Wormuth also worked with the Romanian government while the country worked on getting its military up to NATO’s standards so it could join the alliance. “One of my bosses had great confidence in me, which was wonderful,” Wormuth said. “She took a big risk on me and let me go to Romania at one point to make a presentation to their entire senior military leadership,” she continued. “They definitely had never seen a female who could speak intelligently about the military, so briefing them was kind of like they were watching a talking dog.”
If the Senate confirms Wormuth as Secretary of the Army, she will once again break barriers as the first woman to hold the position.
The Obama–Biden administration
Following her career in the Office of the Secretary of Defense, Wormuth joined the Obama–Biden administration in 2009, taking on four different roles during her time there.
Her first job with the Obama administration entailed working on homeland defense in the Pentagon, during which she helped convince the Secretary of Defense to reorganize the part of the military that would respond to events involving weapons of mass destruction in the U.S.
After that, Wormuth became Senior Director for Defense on the National Security Council in the White House. “The highlight was meeting President Obama for the first time, which was totally cool,” she said. “One of the things I worked on during that time was revising the presidential guidance to the Pentagon on employment of nuclear weapons.”
Wormuth then returned to the Pentagon in an assistant secretary-level position for a few years before becoming undersecretary of defense for policy — the No. 3 civilian position in the Pentagon.
“President Obama, in 2014, had basically said we were going to scale down our military operations in Afghanistan and eventually withdraw from the country,” Wormuth recounted from her time in the latter role. “Even though he had told the American public that he was going to pull troops out, we went through a very rigorous process to try to figure out whether to stay or go, and how many military troops were needed.”
“Eventually, we persuaded President Obama that he needed to keep the troop levels steady,” Wormuth continued. “That was, at the time, something that we felt very strongly was required from a national security perspective, so successfully persuading him to essentially change his mind was a really big deal.”
Now, after four years of working outside of government, Wormuth said she has had time to reflect on her career in public service, including the almost eight years she spent with the Obama administration. “You’re too busy when it’s all happening to be able to really think about it,” she said.
Preparing for the future
Wormuth is also an adjunct professor at Georgetown University, where she teaches a class on strategy, policy, and military operations. “That class has given the opportunity to reflect a lot about working in government, because a lot of the students in that program are interested in government,” she said. “I’ve had the opportunity over time to think a lot about my own role in some national security decisions.”
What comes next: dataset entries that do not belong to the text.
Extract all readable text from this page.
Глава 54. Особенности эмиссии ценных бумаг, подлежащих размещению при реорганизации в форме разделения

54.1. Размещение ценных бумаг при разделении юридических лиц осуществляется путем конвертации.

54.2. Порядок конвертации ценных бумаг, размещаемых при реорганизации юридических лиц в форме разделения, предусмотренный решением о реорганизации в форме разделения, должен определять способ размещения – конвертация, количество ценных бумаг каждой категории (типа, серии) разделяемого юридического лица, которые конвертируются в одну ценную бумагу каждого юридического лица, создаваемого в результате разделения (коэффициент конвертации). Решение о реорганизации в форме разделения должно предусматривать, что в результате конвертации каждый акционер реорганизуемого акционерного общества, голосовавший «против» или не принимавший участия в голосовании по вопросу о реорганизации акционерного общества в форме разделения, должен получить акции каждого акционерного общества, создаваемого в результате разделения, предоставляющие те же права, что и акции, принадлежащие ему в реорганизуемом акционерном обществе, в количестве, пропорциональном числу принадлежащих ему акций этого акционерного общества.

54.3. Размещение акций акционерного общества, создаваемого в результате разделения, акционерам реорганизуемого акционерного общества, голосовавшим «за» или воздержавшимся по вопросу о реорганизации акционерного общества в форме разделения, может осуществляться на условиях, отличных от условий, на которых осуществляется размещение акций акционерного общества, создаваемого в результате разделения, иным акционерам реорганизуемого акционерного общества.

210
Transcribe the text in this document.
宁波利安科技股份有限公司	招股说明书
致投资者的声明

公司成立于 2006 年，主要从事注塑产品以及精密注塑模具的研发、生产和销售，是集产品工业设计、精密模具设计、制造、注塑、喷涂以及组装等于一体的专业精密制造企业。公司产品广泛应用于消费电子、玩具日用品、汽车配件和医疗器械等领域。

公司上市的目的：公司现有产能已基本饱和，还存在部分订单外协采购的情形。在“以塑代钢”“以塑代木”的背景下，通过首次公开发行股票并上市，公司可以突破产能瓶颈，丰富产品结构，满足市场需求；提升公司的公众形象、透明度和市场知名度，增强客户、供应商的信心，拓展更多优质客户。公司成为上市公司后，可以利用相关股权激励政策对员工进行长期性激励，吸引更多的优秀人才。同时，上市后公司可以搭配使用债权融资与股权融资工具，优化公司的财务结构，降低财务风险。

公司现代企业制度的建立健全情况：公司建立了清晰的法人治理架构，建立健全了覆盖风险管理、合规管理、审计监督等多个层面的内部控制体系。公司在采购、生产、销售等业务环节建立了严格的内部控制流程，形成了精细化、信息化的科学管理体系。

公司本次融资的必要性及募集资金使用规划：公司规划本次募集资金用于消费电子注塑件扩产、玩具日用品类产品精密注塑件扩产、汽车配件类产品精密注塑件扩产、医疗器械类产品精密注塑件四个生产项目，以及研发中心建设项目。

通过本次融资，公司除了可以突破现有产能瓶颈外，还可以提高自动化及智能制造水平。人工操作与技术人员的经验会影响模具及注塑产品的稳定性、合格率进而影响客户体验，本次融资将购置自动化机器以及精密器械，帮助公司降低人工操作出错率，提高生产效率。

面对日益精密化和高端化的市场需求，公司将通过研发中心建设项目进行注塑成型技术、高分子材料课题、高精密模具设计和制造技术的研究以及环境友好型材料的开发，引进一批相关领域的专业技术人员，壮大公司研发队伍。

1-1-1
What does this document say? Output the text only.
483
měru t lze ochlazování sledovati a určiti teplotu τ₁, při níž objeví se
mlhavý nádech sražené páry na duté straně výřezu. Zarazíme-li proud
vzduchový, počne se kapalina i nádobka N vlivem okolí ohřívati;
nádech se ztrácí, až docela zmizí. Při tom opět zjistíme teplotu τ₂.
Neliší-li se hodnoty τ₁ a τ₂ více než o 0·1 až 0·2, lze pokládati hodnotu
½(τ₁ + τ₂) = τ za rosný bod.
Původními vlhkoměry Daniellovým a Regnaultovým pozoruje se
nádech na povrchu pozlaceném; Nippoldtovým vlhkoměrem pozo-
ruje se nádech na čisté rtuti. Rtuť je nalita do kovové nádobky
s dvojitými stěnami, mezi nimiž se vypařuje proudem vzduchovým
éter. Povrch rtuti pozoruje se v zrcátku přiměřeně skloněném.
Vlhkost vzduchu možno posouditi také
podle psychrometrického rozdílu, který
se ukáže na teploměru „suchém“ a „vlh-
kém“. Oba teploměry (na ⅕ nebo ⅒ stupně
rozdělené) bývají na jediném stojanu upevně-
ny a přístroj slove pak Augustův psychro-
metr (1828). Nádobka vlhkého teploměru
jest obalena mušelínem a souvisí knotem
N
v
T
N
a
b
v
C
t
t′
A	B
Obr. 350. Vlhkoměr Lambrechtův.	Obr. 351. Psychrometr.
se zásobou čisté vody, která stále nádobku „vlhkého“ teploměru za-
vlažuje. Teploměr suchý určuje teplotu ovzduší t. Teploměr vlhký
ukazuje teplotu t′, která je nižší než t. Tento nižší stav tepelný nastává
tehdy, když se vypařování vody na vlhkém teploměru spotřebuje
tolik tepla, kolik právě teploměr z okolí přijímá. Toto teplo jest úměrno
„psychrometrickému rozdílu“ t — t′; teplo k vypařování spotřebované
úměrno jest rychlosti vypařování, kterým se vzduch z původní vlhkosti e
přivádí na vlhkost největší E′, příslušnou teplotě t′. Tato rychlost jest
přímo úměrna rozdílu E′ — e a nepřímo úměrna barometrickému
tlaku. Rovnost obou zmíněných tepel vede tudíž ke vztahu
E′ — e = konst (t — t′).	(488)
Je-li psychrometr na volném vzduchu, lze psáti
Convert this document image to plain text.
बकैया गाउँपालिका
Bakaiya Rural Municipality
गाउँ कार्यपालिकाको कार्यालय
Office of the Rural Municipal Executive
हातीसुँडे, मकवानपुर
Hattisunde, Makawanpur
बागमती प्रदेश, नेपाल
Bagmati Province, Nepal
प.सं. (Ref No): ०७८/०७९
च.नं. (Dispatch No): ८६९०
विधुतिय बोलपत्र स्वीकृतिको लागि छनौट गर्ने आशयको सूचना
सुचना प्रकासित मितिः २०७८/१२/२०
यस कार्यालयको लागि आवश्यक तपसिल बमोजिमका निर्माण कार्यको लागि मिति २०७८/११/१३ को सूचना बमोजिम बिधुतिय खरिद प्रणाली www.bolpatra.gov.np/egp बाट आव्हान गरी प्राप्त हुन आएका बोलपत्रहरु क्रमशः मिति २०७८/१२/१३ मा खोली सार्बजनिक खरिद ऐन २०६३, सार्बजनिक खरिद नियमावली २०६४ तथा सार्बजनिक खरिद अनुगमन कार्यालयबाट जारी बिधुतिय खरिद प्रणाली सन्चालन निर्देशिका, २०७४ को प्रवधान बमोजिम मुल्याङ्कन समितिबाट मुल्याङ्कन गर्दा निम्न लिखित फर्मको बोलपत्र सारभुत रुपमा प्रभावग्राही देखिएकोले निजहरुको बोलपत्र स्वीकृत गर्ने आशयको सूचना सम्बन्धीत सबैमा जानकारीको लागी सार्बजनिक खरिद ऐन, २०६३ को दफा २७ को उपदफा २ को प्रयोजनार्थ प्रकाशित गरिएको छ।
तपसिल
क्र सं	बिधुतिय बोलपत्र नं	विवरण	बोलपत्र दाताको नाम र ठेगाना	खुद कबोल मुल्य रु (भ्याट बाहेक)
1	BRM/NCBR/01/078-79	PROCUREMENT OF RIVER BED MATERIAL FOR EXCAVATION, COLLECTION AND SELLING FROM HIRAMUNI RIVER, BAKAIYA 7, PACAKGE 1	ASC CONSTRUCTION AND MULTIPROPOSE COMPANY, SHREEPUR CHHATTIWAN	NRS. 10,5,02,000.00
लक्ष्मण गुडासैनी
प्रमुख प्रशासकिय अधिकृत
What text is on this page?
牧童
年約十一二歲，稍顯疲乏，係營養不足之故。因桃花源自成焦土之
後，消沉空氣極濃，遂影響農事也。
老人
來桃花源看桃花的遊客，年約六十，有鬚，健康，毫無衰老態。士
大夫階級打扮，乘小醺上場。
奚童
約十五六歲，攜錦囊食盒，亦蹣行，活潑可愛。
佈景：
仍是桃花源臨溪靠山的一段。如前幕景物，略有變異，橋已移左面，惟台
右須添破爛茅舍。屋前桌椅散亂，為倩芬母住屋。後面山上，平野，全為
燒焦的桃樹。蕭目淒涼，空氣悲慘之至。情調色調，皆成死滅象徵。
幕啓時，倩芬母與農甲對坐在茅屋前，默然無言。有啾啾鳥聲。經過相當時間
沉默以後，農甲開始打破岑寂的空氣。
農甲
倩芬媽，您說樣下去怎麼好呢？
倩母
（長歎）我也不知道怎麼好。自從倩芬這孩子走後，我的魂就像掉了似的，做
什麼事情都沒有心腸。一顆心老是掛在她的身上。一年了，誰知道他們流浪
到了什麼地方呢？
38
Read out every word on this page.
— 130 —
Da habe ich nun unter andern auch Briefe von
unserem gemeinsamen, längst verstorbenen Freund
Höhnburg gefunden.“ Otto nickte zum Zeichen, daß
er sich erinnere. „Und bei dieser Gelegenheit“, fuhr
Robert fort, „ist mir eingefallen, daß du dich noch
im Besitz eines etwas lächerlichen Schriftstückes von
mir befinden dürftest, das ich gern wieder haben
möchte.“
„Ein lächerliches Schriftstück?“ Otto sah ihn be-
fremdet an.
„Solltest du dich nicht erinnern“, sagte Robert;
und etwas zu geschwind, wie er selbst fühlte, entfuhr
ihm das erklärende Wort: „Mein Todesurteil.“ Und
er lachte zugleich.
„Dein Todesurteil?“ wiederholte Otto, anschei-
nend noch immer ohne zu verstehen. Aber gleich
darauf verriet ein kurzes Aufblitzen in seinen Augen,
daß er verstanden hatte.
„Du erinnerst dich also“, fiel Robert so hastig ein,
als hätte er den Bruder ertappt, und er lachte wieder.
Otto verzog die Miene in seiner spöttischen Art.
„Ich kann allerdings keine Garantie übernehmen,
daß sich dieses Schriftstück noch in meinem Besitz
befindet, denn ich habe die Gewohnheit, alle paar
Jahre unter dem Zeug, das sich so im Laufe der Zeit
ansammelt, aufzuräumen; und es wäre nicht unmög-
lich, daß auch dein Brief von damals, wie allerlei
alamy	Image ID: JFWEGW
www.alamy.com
Wormuth’s nomination has been hailed as a milestone for women in a traditionally male-dominated field. Kathleen Hicks, the first woman to be confirmed as Deputy Secretary of Defense, said Wormuth’s nomination “puts another big crack in the glass ceiling” in an April 12 tweet.
Secretary Austin, who is the first Black defense secretary in U.S. history, praised Wormuth’s experience and commitment in a public statement. “I have no doubt that if confirmed she will lead our soldiers and represent their families with honor and integrity as the secretary of the Army,” Austin said.
Biden has not yet made his nomination of Wormuth official, nor has a Senate confirmation hearing been scheduled.